El Príncipe Pálido en una playa iluminada por la luna
En el firmamento, una luna fría envuelta en nubes bañaba con su luz mortecina un mar tenebroso donde se mecía una nave anclada frente a una costa deshabitada.
Por un costado de la nave estaba siendo arriado un bote, que se balanceaba en el vacío. Dos figuras, envueltas en largas capas, observaban a los marineros que realizaban la maniobra mientras trataban de calmar a sendos caballos que piafaban sobre la inestable cubierta del barco, relinchando y volviendo los ojos a un lado y a otro.
El más bajo de los dos espectadores agarró por la brida a su caballo con gesto enérgico y emitió un gruñido.
—¿De veras era necesario esto? ¿No podríamos haber desembarcado en Trepesaz… o al menos, en algún puerto de pescadores que presumiera de tener una posada, por humilde que fuera?
—No, amigo Moonglum. Quiero que nuestra llegada a Lormyr permanezca en secreto. Si Theleb K’aarna se enterara de mi arribada, como sucedería sin duda en el mismo instante de presentarnos en Trepesaz, volvería a huir y la caza empezaría de nuevo. ¿Te gustaría que sucediera tal cosa?
Moonglum se encogió de hombros.
—Me sigue pareciendo que la persecución de ese hechicero no es más que un sucedáneo de lo que deberías hacer en realidad. Buscas a ese brujo porque no deseas buscar tu destino verdadero…

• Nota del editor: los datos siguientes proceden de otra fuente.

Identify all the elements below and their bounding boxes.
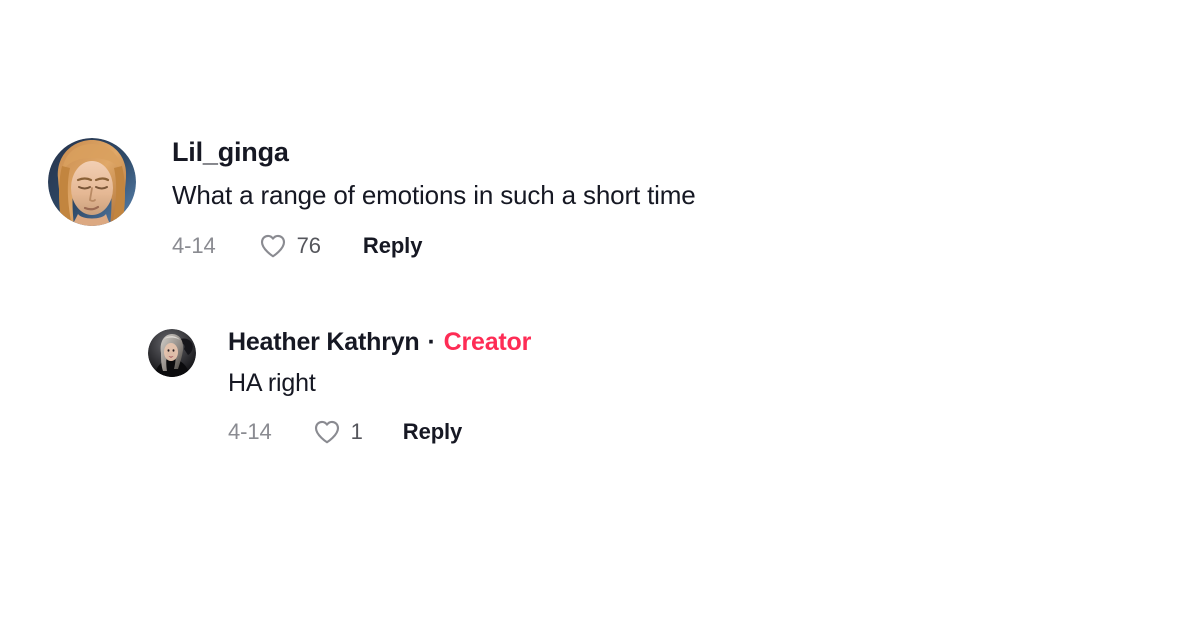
comment-date: 4-14 (172, 233, 216, 259)
reply-avatar-image (148, 329, 196, 377)
separator-dot: · (427, 328, 436, 356)
heart-outline-icon[interactable] (312, 417, 342, 447)
reply-username-row: Heather Kathryn · Creator (228, 328, 532, 356)
avatar[interactable] (48, 138, 136, 226)
reply-like-count: 1 (350, 419, 363, 445)
reply-item: Heather Kathryn · Creator HA right 4-14 … (148, 329, 531, 447)
comment-reply-button[interactable]: Reply (363, 233, 423, 259)
reply-text: HA right (228, 369, 316, 398)
heart-outline-icon[interactable] (258, 231, 288, 261)
reply-meta-row: 4-14 1 Reply (228, 417, 531, 447)
reply-avatar[interactable] (148, 329, 196, 377)
comment-like-count: 76 (296, 233, 321, 259)
avatar-image (48, 138, 136, 226)
comment-item: Lil_ginga What a range of emotions in su… (48, 138, 696, 261)
reply-username[interactable]: Heather Kathryn (228, 329, 420, 356)
comment-thread-screen: Lil_ginga What a range of emotions in su… (0, 0, 1200, 628)
comment-text: What a range of emotions in such a short… (172, 180, 696, 211)
reply-content: Heather Kathryn · Creator HA right 4-14 … (228, 329, 531, 447)
reply-date: 4-14 (228, 419, 272, 445)
reply-reply-button[interactable]: Reply (403, 419, 463, 445)
comment-meta-row: 4-14 76 Reply (172, 231, 696, 261)
reply-like-group[interactable]: 1 (312, 417, 363, 447)
comment-content: Lil_ginga What a range of emotions in su… (172, 138, 696, 261)
comment-username[interactable]: Lil_ginga (172, 138, 696, 167)
creator-badge: Creator (443, 328, 532, 356)
comment-like-group[interactable]: 76 (258, 231, 321, 261)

Elric volvió el rostro, blanco como el hueso bajo el claro de luna, y contempló a Moonglum con sus ojos carmesíes llenos de tristeza.
—¿Y qué? No es preciso que me acompañes si no quieres…
Moonglum volvió a encogerse de hombros.
—Sí, ya lo sé. Quizá sigo contigo por la misma razón que tú persigues al hechicero de Pan Tang. —Con una sonrisa, añadió a continuación—: Así que basta de discusiones, ¿de acuerdo, amo Elric?
—Es cierto, las discusiones no llevan a ninguna parte —reconoció Elric, al tiempo que daba unas palmaditas en el cuello a su montura mientras otro grupo de marineros, vestidos con sedas tarkeshitas de vivos colores, se acercaban para hacerse cargo de los caballos e izarlos con la grúa hasta el bote.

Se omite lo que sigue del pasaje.